It looks like 2020 is already shaping up to be an exciting year, with some potentially interesting new products on the roadmap not only for the usual big fall releases, but a few that will be coming in the next couple of months.
Chief among these is Apple’s “iPhone 9”, which reliable reports are now predicting to arrive in March. This would be a spiritual successor to the 2016 iPhone SE — an upgrade of a 2.5-year-old iPhone to current specs — which would make the “iPhone 9” to the iPhone 8 what the iPhone SE was to the iPhone 5s. We’ve already seen some renders suggesting a slightly more modern look, and while these are largely speculation, the one thing that seems certain is that it will retain the same design as the iPhone 8 but get an upgrade to the current A13 processor and drop support for the now-defunct 3D Touch feature.
However, while that’s expected to likely be Apple’s biggest release, it’s far from all that the company has up its sleeve. If recent rumours are true, there could also be a new (PRODUCT)RED Apple Watch Series 5 arriving — which would mark the first time Apple has released its actual wearable device with the (PRODUCT)RED branding, as opposed to accessories like watch bands.
Then there’s a new 13-inch MacBook Pro on the horizon, with recent filings suggesting that model is coming sooner rather than later, and will likely be a refresh to make it current alongside Apple’s very recently released 16-inch MacBook Pro, and most importantly bringing its new and improved keyboard design to the smaller model, which will be a welcome change after making users suffer through years of problems with the butterfly keyboard. However, most reports suggest that this will primarily be a change to the keyboard, rather than the more significant design changes that the 16-inch MacBook Pro received.
Apple is also expected to release new iPad Pros this year, and while there haven’t yet been any rumours pegging an actual release date for those, most of what we’ve heard suggests that it will land in the first half of the year, rather in the fall. Some reports last year had already suggested a late 2019 release, but Apple seems to be moving to an 18-month cycle for its high-end iPad models. A June timeframe seems to make more sense for a the new iPad Pro lineup, though, which could still beat the iPhone to including mmWave 5G technology, and may even feature a triple-lens camera system like the iPhone 11 Pro.
In addition to the more obvious products, Apple is working on a lot of other things that could materialize at any time, such as its much-rumoured AirTags, along with possible updates to the Apple TV and HomePod, both of which are arguably overdue for an update.
A Spring Event?
It remains an open question, however, whether all of this is enough to justify Apple holding an actual spring event. Last year Apple had no problem forgoing stage time for several new products, announcing them instead via a series of press releases.
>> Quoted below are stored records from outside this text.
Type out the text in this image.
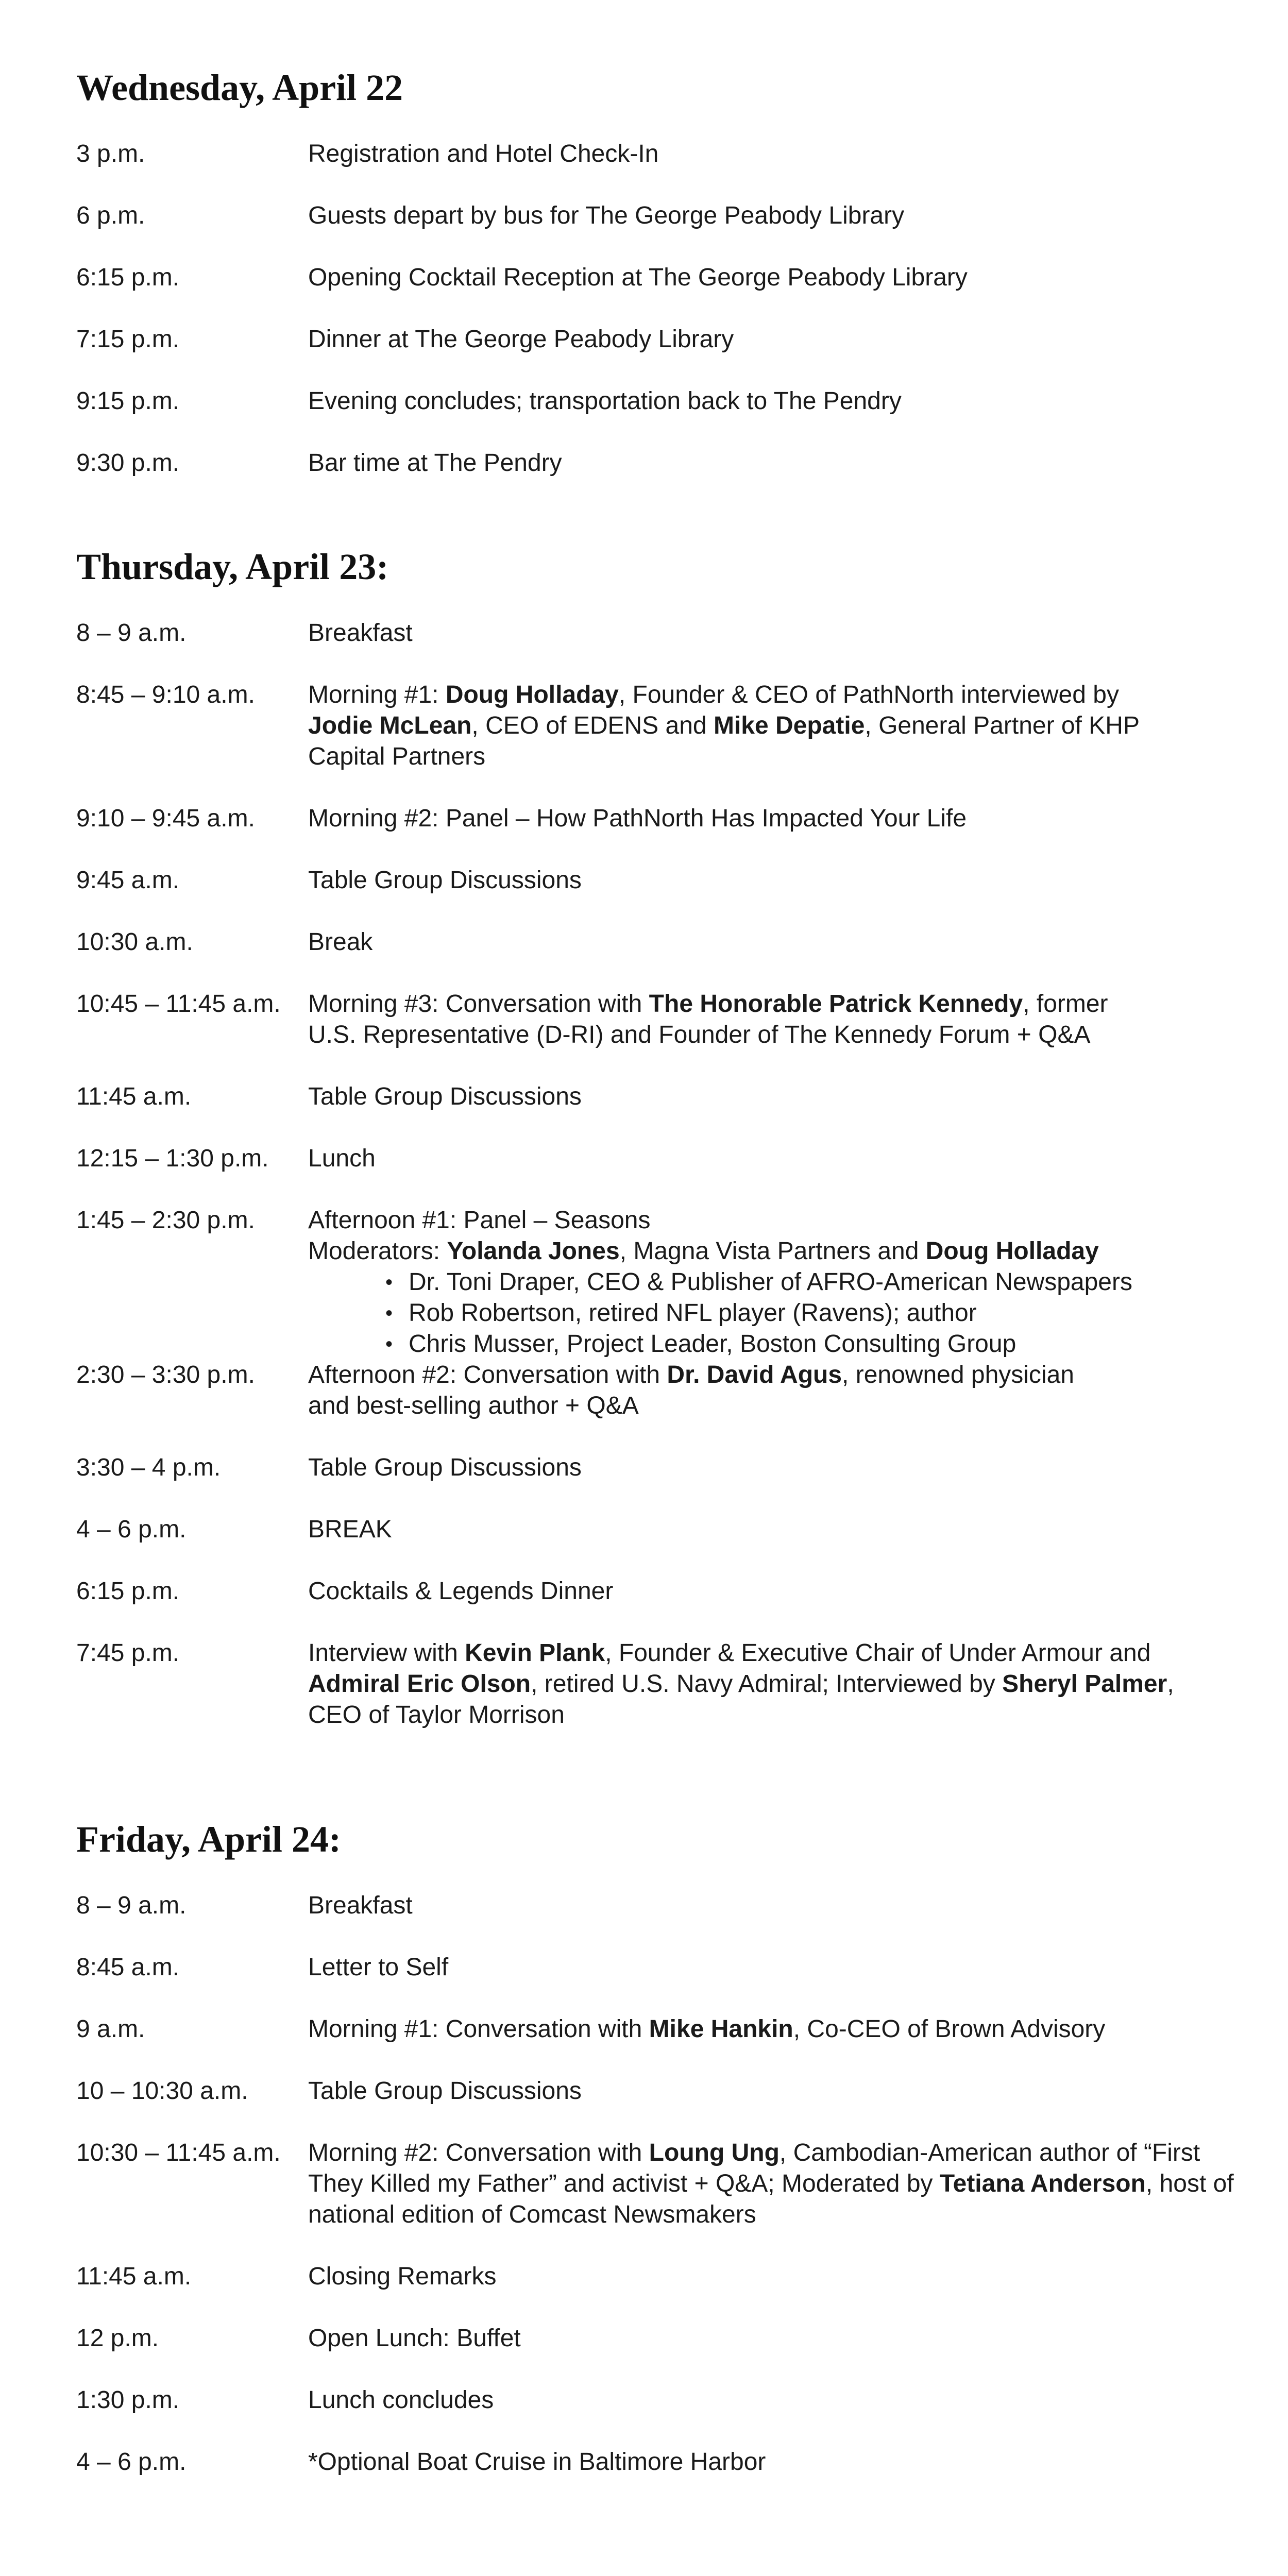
Wednesday, April 22
3 p.m.	Registration and Hotel Check-In
6 p.m.	Guests depart by bus for The George Peabody Library
6:15 p.m.	Opening Cocktail Reception at The George Peabody Library
7:15 p.m.	Dinner at The George Peabody Library
9:15 p.m.	Evening concludes; transportation back to The Pendry
9:30 p.m.	Bar time at The Pendry
Thursday, April 23:
8 – 9 a.m.	Breakfast
8:45 – 9:10 a.m.	Morning #1: Doug Holladay, Founder & CEO of PathNorth interviewed by Jodie McLean, CEO of EDENS and Mike Depatie, General Partner of KHP Capital Partners
9:10 – 9:45 a.m.	Morning #2: Panel – How PathNorth Has Impacted Your Life
9:45 a.m.	Table Group Discussions
10:30 a.m.	Break
10:45 – 11:45 a.m.	Morning #3: Conversation with The Honorable Patrick Kennedy, former U.S. Representative (D-RI) and Founder of The Kennedy Forum + Q&A
11:45 a.m.	Table Group Discussions
12:15 – 1:30 p.m.	Lunch
1:45 – 2:30 p.m.	Afternoon #1: Panel – Seasons
Moderators: Yolanda Jones, Magna Vista Partners and Doug Holladay
• Dr. Toni Draper, CEO & Publisher of AFRO-American Newspapers
• Rob Robertson, retired NFL player (Ravens); author
• Chris Musser, Project Leader, Boston Consulting Group
2:30 – 3:30 p.m.	Afternoon #2: Conversation with Dr. David Agus, renowned physician and best-selling author + Q&A
3:30 – 4 p.m.	Table Group Discussions
4 – 6 p.m.	BREAK
6:15 p.m.	Cocktails & Legends Dinner
7:45 p.m.	Interview with Kevin Plank, Founder & Executive Chair of Under Armour and Admiral Eric Olson, retired U.S. Navy Admiral; Interviewed by Sheryl Palmer, CEO of Taylor Morrison
Friday, April 24:
8 – 9 a.m.	Breakfast
8:45 a.m.	Letter to Self
9 a.m.	Morning #1: Conversation with Mike Hankin, Co-CEO of Brown Advisory
10 – 10:30 a.m.	Table Group Discussions
10:30 – 11:45 a.m.	Morning #2: Conversation with Loung Ung, Cambodian-American author of “First They Killed my Father” and activist + Q&A; Moderated by Tetiana Anderson, host of national edition of Comcast Newsmakers
11:45 a.m.	Closing Remarks
12 p.m.	Open Lunch: Buffet
1:30 p.m.	Lunch concludes
4 – 6 p.m.	*Optional Boat Cruise in Baltimore Harbor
These included the second-generation AirPods, the fifth-generation iPad mini 5 and new 10.5-inch iPad Air.
However, Apple also had a major event planned on March 25 where it announced a plethora of new services, which were almost certainly more interesting than new AirPods and iPads, and Apple naturally wanted to place the emphasis on Apple TV+, Apple News+, Apple Arcade, and the Apple Card, so the press releases the week before cleared the stage of new products so Apple could focus on its services instead.
A major services event seems considerably less likely this year, but that doesn’t mean that Apple has to hold an event just because there are new products coming, especially if none of these products are especially revolutionary. Apple doesn’t take the stage to announce just anything, and realistically what seems to be on the docket right now is relatively pedestrian compared to the unveiling of something like the iPhone 11 Pro. Just like the stories it tells on Apple TV+, Apple is more concerned about the narrative behind its products and services than simply standing up and talking about new stuff for its own sake.
In fact, the last sort of product-related spring event Apple held was two years ago, when it debuted the sixth-generation iPad — the first non-Pro iPad to gain Apple Pencil support — but even that announcement was ancillary to the educational focus of the event, which was held in Chicago, and highlighted a whole series of tools for educators — a story that only partly involved the new iPad.
So our take is that unless Apple has something particularly big to announce — like the new iPad Pro — there’s a good chance that what arrives in early spring will likely slip out by press release as it has in the past, and Apple will save its stage time for the much bigger reveals it has in store for later this year.